Y a paso menudo y ligero, un poco temblorosa como quien va a cometer un hurto corrió hacia la mata. Mas al llegar a ella y cuando ya se disponía a comer del fruto prohibido surgió de entre los árboles un hombre, ¿qué diremos un hombre? ¡Un monstruo!
Gastaba zamarra negra, sombrero ancho de fieltro. Las barbas le llegaban hasta el vientre. El color de su rostro era moreno aceitunado, la nariz ancha, los ojos atravesados y todo el conjunto espantable.

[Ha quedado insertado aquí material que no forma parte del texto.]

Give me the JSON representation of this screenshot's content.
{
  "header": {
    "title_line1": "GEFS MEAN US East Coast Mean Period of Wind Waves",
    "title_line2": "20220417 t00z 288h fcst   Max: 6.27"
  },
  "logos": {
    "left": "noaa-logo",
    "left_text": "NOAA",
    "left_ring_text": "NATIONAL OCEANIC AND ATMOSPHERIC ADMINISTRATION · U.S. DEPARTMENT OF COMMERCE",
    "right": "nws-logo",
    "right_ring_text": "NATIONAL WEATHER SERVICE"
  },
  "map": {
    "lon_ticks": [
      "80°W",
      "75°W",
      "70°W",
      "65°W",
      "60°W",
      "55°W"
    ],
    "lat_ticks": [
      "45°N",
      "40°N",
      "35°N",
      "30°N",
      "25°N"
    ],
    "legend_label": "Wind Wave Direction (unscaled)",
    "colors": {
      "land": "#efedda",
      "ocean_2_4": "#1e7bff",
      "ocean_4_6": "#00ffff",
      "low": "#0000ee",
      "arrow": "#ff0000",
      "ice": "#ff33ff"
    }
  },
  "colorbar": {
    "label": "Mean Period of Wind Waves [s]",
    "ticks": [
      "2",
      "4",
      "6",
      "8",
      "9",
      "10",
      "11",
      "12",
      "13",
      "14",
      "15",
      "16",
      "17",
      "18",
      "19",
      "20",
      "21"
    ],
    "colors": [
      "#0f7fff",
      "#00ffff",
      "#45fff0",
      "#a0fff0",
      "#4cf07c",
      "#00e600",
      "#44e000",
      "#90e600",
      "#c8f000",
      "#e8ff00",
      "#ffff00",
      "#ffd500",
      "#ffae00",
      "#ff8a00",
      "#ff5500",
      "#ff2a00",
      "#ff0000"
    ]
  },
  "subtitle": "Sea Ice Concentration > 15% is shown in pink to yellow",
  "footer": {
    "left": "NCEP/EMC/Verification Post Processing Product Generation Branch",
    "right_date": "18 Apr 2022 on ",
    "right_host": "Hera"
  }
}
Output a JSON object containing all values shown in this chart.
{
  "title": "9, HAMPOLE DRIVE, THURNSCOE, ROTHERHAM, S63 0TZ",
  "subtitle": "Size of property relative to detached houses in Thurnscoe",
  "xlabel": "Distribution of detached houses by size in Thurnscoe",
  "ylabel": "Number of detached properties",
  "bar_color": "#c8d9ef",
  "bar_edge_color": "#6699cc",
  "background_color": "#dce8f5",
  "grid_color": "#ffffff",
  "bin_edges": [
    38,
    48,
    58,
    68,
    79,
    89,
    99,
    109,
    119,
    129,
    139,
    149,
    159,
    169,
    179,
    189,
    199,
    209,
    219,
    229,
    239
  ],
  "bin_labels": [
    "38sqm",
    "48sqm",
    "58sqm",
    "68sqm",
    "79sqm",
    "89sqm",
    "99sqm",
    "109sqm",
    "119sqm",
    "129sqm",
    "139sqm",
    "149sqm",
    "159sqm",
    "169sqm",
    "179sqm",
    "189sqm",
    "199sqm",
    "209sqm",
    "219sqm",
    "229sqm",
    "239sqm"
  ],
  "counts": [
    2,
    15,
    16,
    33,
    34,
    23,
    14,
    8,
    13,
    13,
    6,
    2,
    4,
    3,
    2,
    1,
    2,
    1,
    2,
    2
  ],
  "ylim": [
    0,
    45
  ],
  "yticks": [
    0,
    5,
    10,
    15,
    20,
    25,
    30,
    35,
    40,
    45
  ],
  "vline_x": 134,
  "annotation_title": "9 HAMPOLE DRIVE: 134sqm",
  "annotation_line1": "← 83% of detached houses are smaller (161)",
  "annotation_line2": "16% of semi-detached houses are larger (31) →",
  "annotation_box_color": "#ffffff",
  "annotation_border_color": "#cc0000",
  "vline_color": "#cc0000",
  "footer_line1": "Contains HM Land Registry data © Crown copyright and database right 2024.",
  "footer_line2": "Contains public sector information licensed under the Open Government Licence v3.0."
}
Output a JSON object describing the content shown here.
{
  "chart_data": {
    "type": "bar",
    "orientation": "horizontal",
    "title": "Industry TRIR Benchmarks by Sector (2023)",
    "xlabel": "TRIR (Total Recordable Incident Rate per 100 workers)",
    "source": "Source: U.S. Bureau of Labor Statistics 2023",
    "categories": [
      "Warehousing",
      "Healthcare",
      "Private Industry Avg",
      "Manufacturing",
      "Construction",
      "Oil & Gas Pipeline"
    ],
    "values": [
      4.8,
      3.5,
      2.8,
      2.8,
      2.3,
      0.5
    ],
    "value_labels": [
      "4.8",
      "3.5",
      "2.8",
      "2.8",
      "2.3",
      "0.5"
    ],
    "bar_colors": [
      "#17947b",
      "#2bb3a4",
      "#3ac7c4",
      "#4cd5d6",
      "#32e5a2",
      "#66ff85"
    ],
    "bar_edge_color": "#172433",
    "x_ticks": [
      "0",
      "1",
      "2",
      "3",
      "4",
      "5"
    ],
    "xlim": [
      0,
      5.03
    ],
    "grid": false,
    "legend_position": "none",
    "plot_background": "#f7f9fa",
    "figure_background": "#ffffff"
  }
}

Elena al ver al bandido dio un grito penetrante y extendiendo las manos exclamó:
—¡Oh por Dios! ¡Por Dios no me secuestre usted...! Ya le daremos todo el dinero que quiera... Déjeme ir a casa... Le traeré todas mis joyas... Déjeme usted por Dios.
Clara al oír el grito de su cuñada había corrido hacia el sitio y al encontrarse con el bandido se encaró intrépidamente con él.
—¿Cómo...? ¿Qué es eso...? ¿Qué hace usted aquí?
El secuestrador trató de acercarse sonriendo de un modo horrible.